Transition of nearest neighbour spacing distribution and gene co-expression network from S. oneidensis microarray profiles. (A) The normalized NNSDs of correlation matrices of S. oneidensis heat/cold shock gene expressions at different cutoff values. They were plotted against the curves of Wigner surmise (navy) and Poisson distribution (red). The x-axis is the level spacing s and the y-axis is the probability of NNSDs. (B) A node representing a hypothetic protein SO2017 is interconnected to many heat shock proteins, suggesting a possible role in heat shock.

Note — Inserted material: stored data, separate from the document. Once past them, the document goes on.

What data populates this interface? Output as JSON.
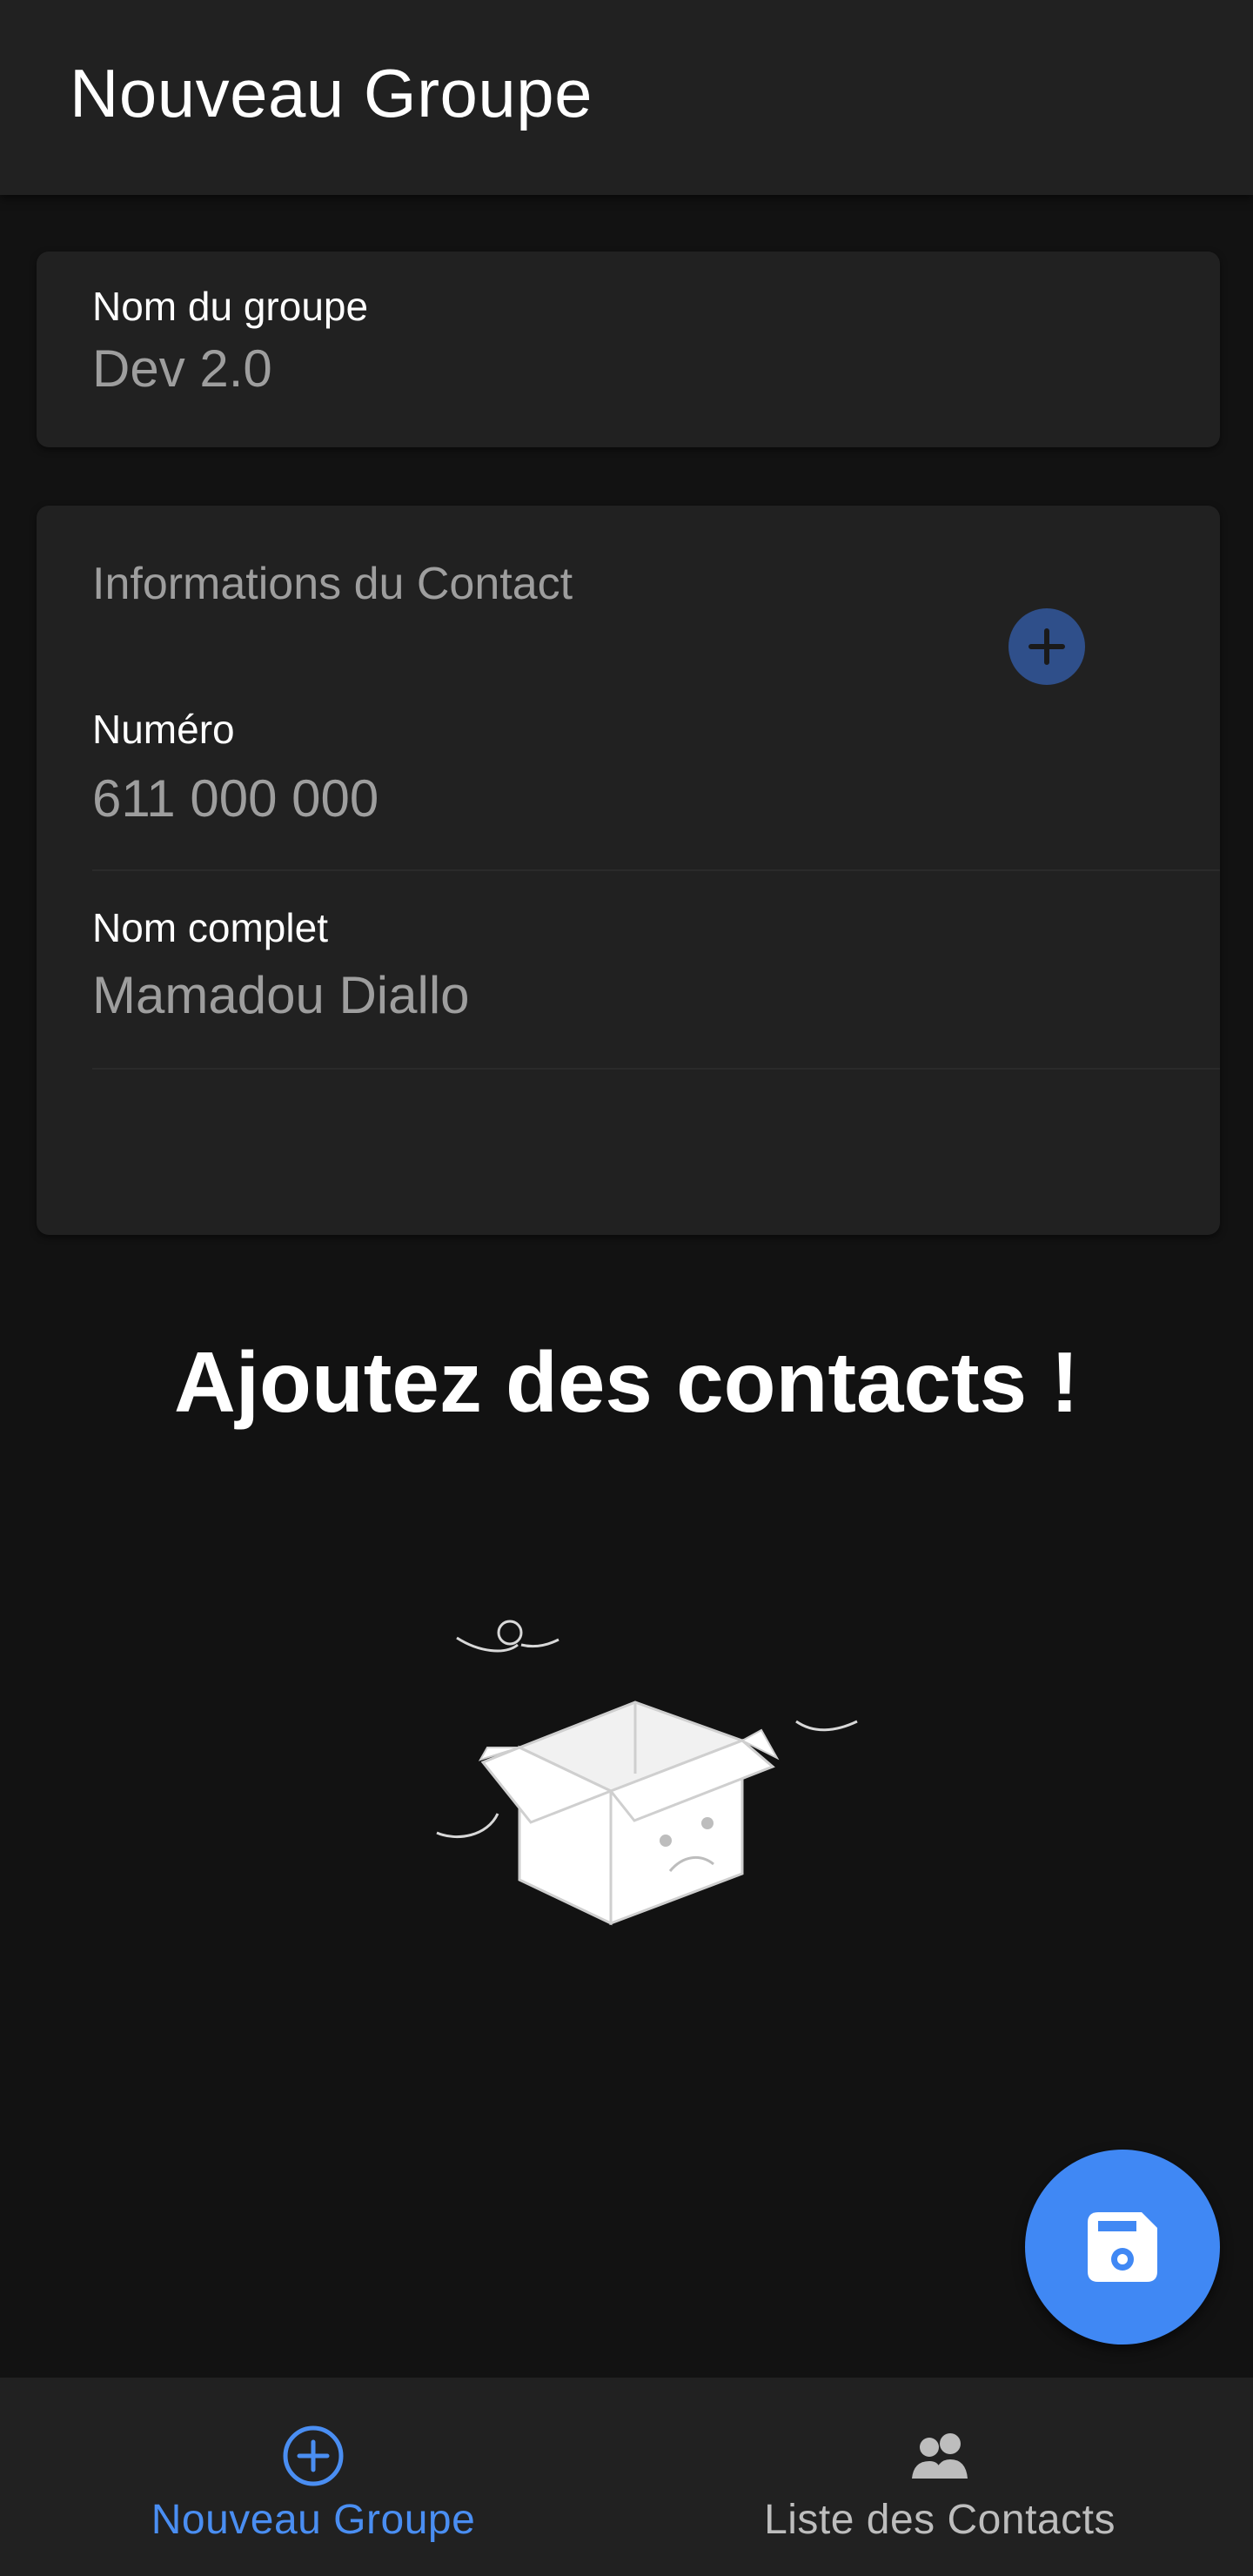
{
  "app_bar": {
    "title": "Nouveau Groupe"
  },
  "group_card": {
    "label": "Nom du groupe",
    "value": "Dev 2.0"
  },
  "contact_card": {
    "title": "Informations du Contact",
    "number_label": "Numéro",
    "number_value": "611 000 000",
    "name_label": "Nom complet",
    "name_value": "Mamadou Diallo",
    "add_icon": "plus-icon"
  },
  "empty_state": {
    "title": "Ajoutez des contacts !",
    "illustration": "empty-box-illustration"
  },
  "fab": {
    "icon": "save-icon"
  },
  "bottom_nav": {
    "items": [
      {
        "label": "Nouveau Groupe",
        "icon": "add-circle-icon",
        "active": true
      },
      {
        "label": "Liste des Contacts",
        "icon": "people-icon",
        "active": false
      }
    ]
  },
  "colors": {
    "background": "#121212",
    "surface": "#212121",
    "accent": "#4088f4",
    "muted_text": "#9e9e9e"
  }
}
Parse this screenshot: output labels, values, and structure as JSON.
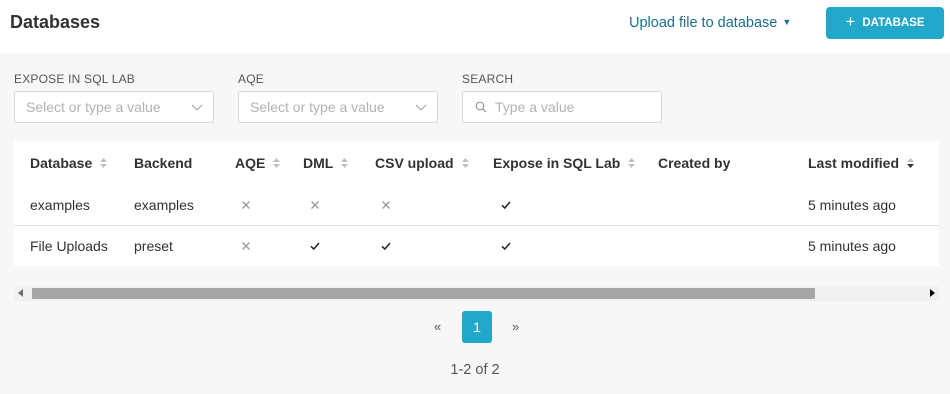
{
  "header": {
    "title": "Databases",
    "upload_label": "Upload file to database",
    "add_button_label": "DATABASE"
  },
  "filters": [
    {
      "label": "EXPOSE IN SQL LAB",
      "placeholder": "Select or type a value"
    },
    {
      "label": "AQE",
      "placeholder": "Select or type a value"
    },
    {
      "label": "SEARCH",
      "placeholder": "Type a value"
    }
  ],
  "table": {
    "columns": [
      "Database",
      "Backend",
      "AQE",
      "DML",
      "CSV upload",
      "Expose in SQL Lab",
      "Created by",
      "Last modified"
    ],
    "rows": [
      {
        "database": "examples",
        "backend": "examples",
        "aqe": false,
        "dml": false,
        "csv_upload": false,
        "expose_in_sql_lab": true,
        "created_by": "",
        "last_modified": "5 minutes ago"
      },
      {
        "database": "File Uploads",
        "backend": "preset",
        "aqe": false,
        "dml": true,
        "csv_upload": true,
        "expose_in_sql_lab": true,
        "created_by": "",
        "last_modified": "5 minutes ago"
      }
    ]
  },
  "pagination": {
    "prev": "«",
    "current": "1",
    "next": "»",
    "count_text": "1-2 of 2"
  },
  "colors": {
    "primary": "#20a7c9",
    "link": "#1b6f8e"
  }
}
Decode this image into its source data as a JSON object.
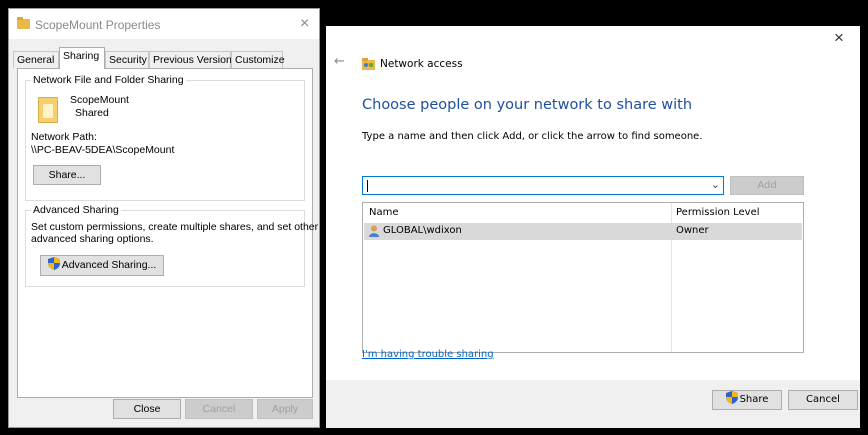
{
  "properties_dialog": {
    "title": "ScopeMount Properties",
    "close_glyph": "×",
    "tabs": [
      {
        "label": "General"
      },
      {
        "label": "Sharing"
      },
      {
        "label": "Security"
      },
      {
        "label": "Previous Versions"
      },
      {
        "label": "Customize"
      }
    ],
    "network_sharing": {
      "legend": "Network File and Folder Sharing",
      "folder_name": "ScopeMount",
      "folder_status": "Shared",
      "path_label": "Network Path:",
      "path_value": "\\\\PC-BEAV-5DEA\\ScopeMount",
      "share_button": "Share..."
    },
    "advanced_sharing": {
      "legend": "Advanced Sharing",
      "description_line1": "Set custom permissions, create multiple shares, and set other",
      "description_line2": "advanced sharing options.",
      "button": "Advanced Sharing..."
    },
    "buttons": {
      "close": "Close",
      "cancel": "Cancel",
      "apply": "Apply"
    }
  },
  "network_access": {
    "close_glyph": "×",
    "back_glyph": "←",
    "title": "Network access",
    "heading": "Choose people on your network to share with",
    "instruction": "Type a name and then click Add, or click the arrow to find someone.",
    "input_value": "",
    "add_button": "Add",
    "columns": {
      "name": "Name",
      "permission": "Permission Level"
    },
    "rows": [
      {
        "name": "GLOBAL\\wdixon",
        "permission": "Owner"
      }
    ],
    "trouble_link": "I'm having trouble sharing",
    "share_button": "Share",
    "cancel_button": "Cancel",
    "colors": {
      "heading": "#1e4f9c",
      "link": "#0066cc",
      "focus_border": "#0078d7"
    }
  }
}
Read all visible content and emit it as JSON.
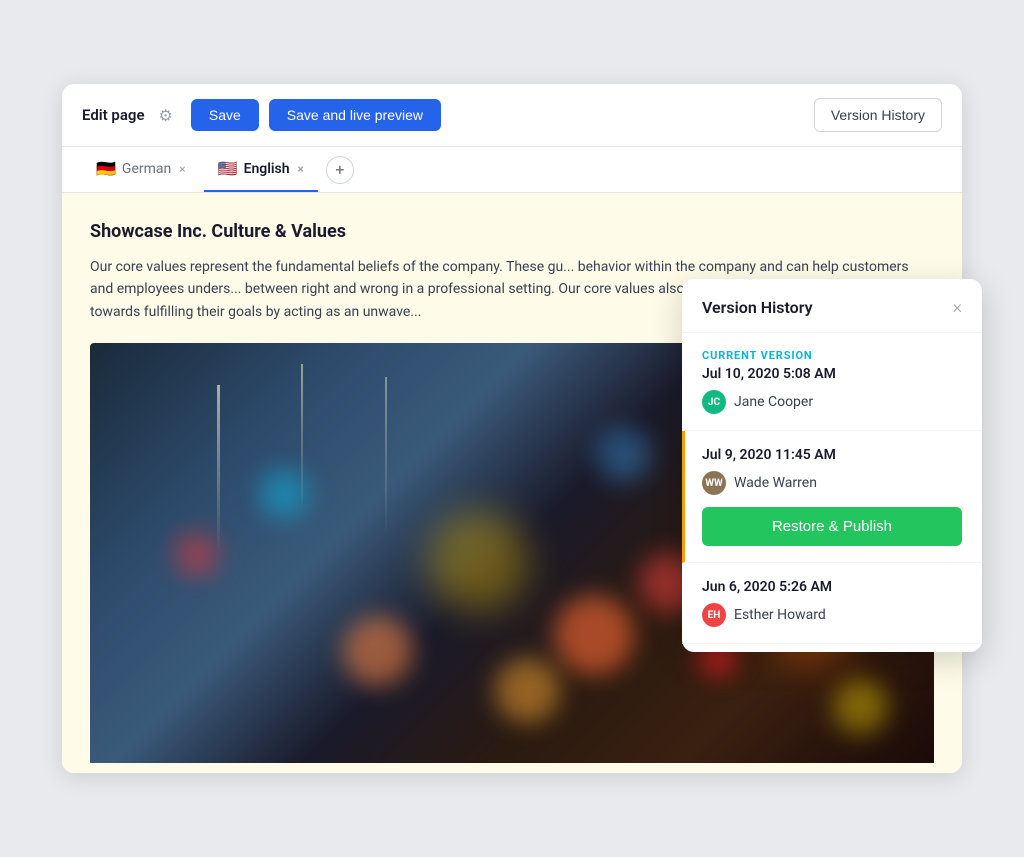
{
  "toolbar": {
    "edit_page_label": "Edit page",
    "save_label": "Save",
    "save_preview_label": "Save and live preview",
    "version_history_label": "Version History"
  },
  "tabs": [
    {
      "id": "german",
      "label": "German",
      "flag": "🇩🇪",
      "active": false
    },
    {
      "id": "english",
      "label": "English",
      "flag": "🇺🇸",
      "active": true
    }
  ],
  "content": {
    "title": "Showcase Inc. Culture & Values",
    "body": "Our core values represent the fundamental beliefs of the company. These gu... behavior within the company and can help customers and employees unders... between right and wrong in a professional setting. Our core values also help c... they are on the right path towards fulfilling their goals by acting as an unwave..."
  },
  "version_history": {
    "panel_title": "Version History",
    "close_label": "×",
    "entries": [
      {
        "id": "v1",
        "current": true,
        "current_label": "CURRENT VERSION",
        "date": "Jul 10, 2020 5:08 AM",
        "user": "Jane Cooper",
        "avatar_initials": "JC",
        "avatar_class": "avatar-jc",
        "selected": false
      },
      {
        "id": "v2",
        "current": false,
        "current_label": "",
        "date": "Jul 9, 2020 11:45 AM",
        "user": "Wade Warren",
        "avatar_initials": "WW",
        "avatar_class": "avatar-ww",
        "selected": true,
        "restore_label": "Restore & Publish"
      },
      {
        "id": "v3",
        "current": false,
        "current_label": "",
        "date": "Jun 6, 2020 5:26 AM",
        "user": "Esther Howard",
        "avatar_initials": "EH",
        "avatar_class": "avatar-eh",
        "selected": false
      }
    ]
  },
  "colors": {
    "accent_blue": "#2563eb",
    "accent_green": "#22c55e",
    "accent_cyan": "#06b6d4",
    "accent_amber": "#f59e0b"
  }
}
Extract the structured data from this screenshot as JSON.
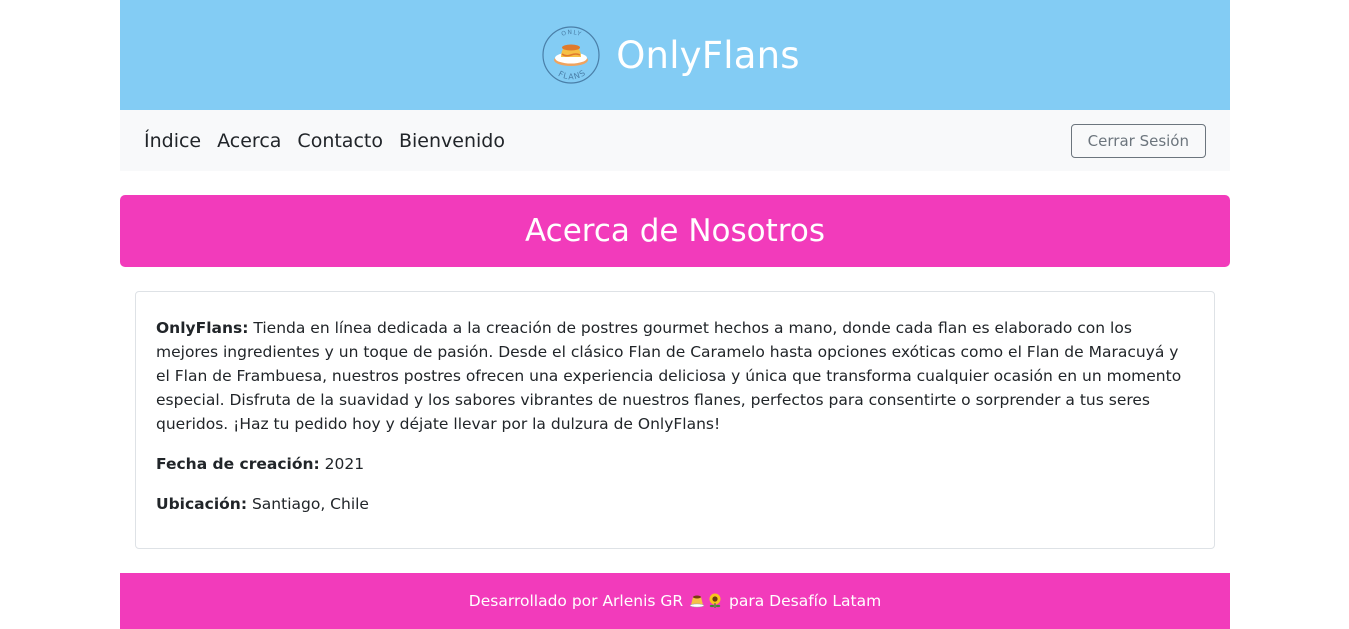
{
  "header": {
    "logo_top_text": "ONLY",
    "logo_bottom_text": "FLANS",
    "title": "OnlyFlans"
  },
  "nav": {
    "links": [
      {
        "label": "Índice"
      },
      {
        "label": "Acerca"
      },
      {
        "label": "Contacto"
      },
      {
        "label": "Bienvenido"
      }
    ],
    "logout_label": "Cerrar Sesión"
  },
  "banner": {
    "title": "Acerca de Nosotros"
  },
  "about": {
    "desc_label": "OnlyFlans:",
    "desc_text": " Tienda en línea dedicada a la creación de postres gourmet hechos a mano, donde cada flan es elaborado con los mejores ingredientes y un toque de pasión. Desde el clásico Flan de Caramelo hasta opciones exóticas como el Flan de Maracuyá y el Flan de Frambuesa, nuestros postres ofrecen una experiencia deliciosa y única que transforma cualquier ocasión en un momento especial. Disfruta de la suavidad y los sabores vibrantes de nuestros flanes, perfectos para consentirte o sorprender a tus seres queridos. ¡Haz tu pedido hoy y déjate llevar por la dulzura de OnlyFlans!",
    "date_label": "Fecha de creación:",
    "date_value": " 2021",
    "location_label": "Ubicación:",
    "location_value": " Santiago, Chile"
  },
  "footer": {
    "text_before": "Desarrollado por Arlenis GR ",
    "text_after": " para Desafío Latam"
  },
  "colors": {
    "header_bg": "#83ccf4",
    "accent_pink": "#f23bbb",
    "nav_bg": "#f8f9fa"
  },
  "icons": [
    "flan-logo-icon",
    "flan-emoji-icon",
    "sunflower-emoji-icon"
  ]
}
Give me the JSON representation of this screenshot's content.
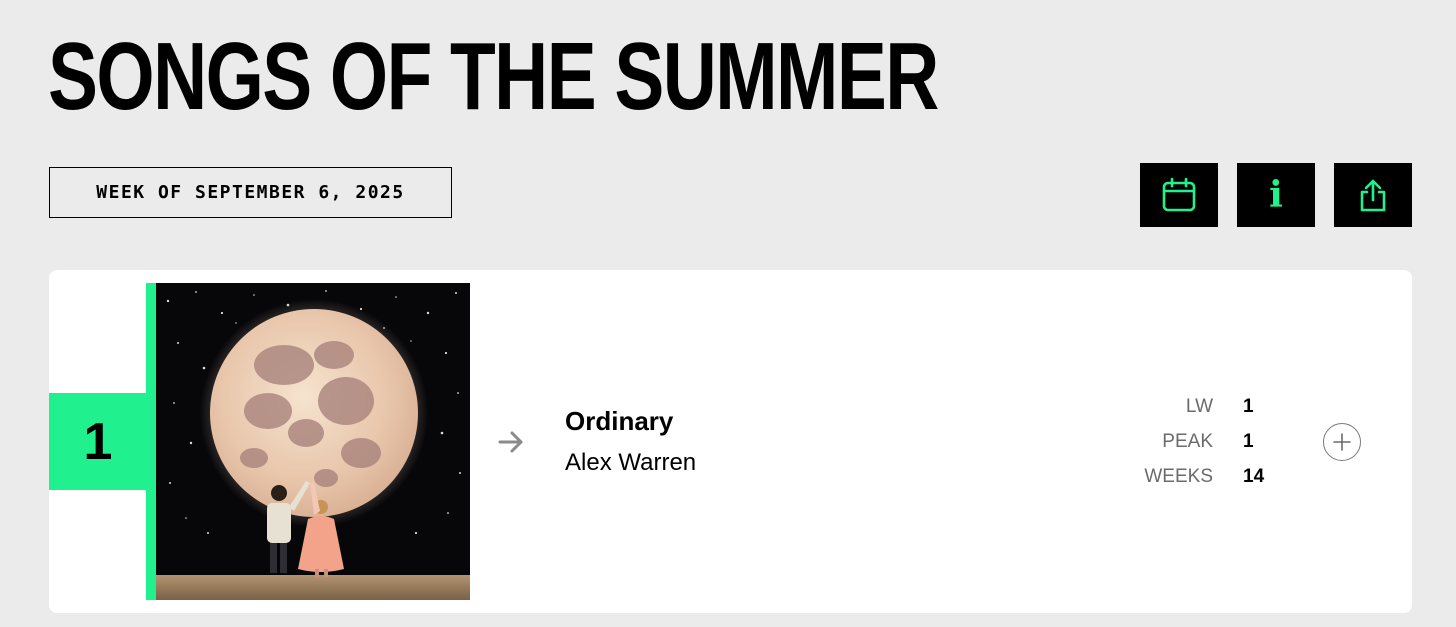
{
  "header": {
    "title": "SONGS OF THE SUMMER",
    "week_label": "WEEK OF SEPTEMBER 6, 2025"
  },
  "toolbar": {
    "calendar_icon": "calendar-icon",
    "info_icon": "info-icon",
    "info_glyph": "i",
    "share_icon": "share-icon"
  },
  "chart": {
    "entries": [
      {
        "rank": "1",
        "title": "Ordinary",
        "artist": "Alex Warren",
        "trend_icon": "arrow-right-icon",
        "stats": {
          "lw_label": "LW",
          "lw_value": "1",
          "peak_label": "PEAK",
          "peak_value": "1",
          "weeks_label": "WEEKS",
          "weeks_value": "14"
        },
        "expand_icon": "plus-icon"
      }
    ]
  },
  "colors": {
    "accent": "#21f08f",
    "page_background": "#ebebeb",
    "card_background": "#ffffff",
    "button_background": "#000000",
    "muted_text": "#6b6b6b",
    "trend_icon": "#8a8a8a"
  }
}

The heat shock proteins are grpE, lon, SO3681, dnaJ, dnaK, groES, groEL, prlC and hslV. (C) Growth curves of SO2017 deletion mutant and its parental strain DSP10. Both strains were initially grown in LB media and shifted to 42°C when OD600 reached 0.69 and 0.62, respectively. In an independent experiment, the viability of the ΔSO2017 strain was reduced by 46% at 10 min after exposure to 42°C (data not shown).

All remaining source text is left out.